According to the federal Centers for Disease Control and Prevention in Atlanta, the virus has already been detected this summer in mosquitoes, birds, horses or other animals in at least 32 states. At this time last year, about 20 states had detected the virus.
Dr. David Gaines with the Virginia Department of Health trained 70 VDOT employees in three locations in late May and early June. More than 40 of those trainees are now certified in Public Health Pest Control.
"We are aware that West Nile virus is a concern for citizens and we wanted to take a proactive approach and step out in front of the problem," said Brian Waymack, assistant director for roadside management.

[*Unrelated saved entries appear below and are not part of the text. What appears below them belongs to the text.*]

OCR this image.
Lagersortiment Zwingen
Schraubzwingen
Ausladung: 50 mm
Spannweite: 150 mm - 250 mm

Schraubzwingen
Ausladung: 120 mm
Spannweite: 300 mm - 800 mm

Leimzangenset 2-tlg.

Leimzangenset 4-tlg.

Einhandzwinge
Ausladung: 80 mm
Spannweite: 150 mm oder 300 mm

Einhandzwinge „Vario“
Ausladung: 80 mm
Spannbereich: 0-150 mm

When citizens report a standing water problem on VDOT-maintained property, the district first ensures that the ditch is draining properly. If standing water does not drain within seven days, roadside managers initiate drainage improvements including digging deeper or wider ditches if necessary. If mosquito larvae are present, the are may be treated with larvicide. Each district is equipped with extendable handle dippers and breeding houses for taking larva samples.
Phase II of the VDOT training will involve teaching roadside managers to identify various species of mosquitoes including those that could carry West Nile virus.